But I’ve found that if life gets hard and I stop writing, my melancholy deepens, my sense of hopelessness intensifies, my feelings of displacement echo more loudly. I am 70 000 words into Isabella’s Gift, the next Kimberley Freeman novel (you can read about it over there), but have temporarily put it on hold to attend to some heavy paperwork and sort out a bit of research. Because it’s bad for me to stop writing all together, I’m writing a short story that is quickly turning into a novella. It’s called, tentatively, “Dreams of Wild Blood”, and it’s about a girl who has grown up with supernatural strength and has learned to hide it, and she finds out on the eve of her wedding that Odin is her father. Adventure, drama, and cage-fighting with frost giants ensues. Dear Lord I am having a good time writing it. I’ve spent this morning in bed with lots of cups of tea, a copy of the Poetic Edda at my elbow, and my netbook on my lap, banging out a couple of thousand words. So. Much. Fun. It makes the mountain of legal forms waiting for me on my desk much less foreboding.

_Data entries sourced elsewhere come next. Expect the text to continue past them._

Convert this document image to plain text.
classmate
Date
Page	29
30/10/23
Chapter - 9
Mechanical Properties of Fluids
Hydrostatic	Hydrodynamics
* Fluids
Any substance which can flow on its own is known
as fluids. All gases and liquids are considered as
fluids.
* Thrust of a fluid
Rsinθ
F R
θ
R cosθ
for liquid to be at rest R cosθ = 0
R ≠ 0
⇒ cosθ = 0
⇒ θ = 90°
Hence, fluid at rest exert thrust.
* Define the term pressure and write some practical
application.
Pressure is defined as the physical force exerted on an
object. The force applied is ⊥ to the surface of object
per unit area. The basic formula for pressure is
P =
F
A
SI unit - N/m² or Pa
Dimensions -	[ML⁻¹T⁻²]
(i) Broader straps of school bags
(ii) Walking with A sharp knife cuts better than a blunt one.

And that’s my point. Writing fixes everything. Instead of saying, “I’m too depressed to write”, you should say “I’m depressed: I must write.” Don’t make writing another chore, another heavy expectation, another unwanted obligation to fit into your miserable day. Make it the place you go to get away from all that shit, your rabbit-hole, your luxurious den of Viking mythology (or whatever it is you are writing about). There is so much pleasure in writing: why deny yourself of it in times that are bleak?
“Dreams of Wild Blood” will be published in a new e-journal called Australian Review of Fiction in February next year. I’ll let you know.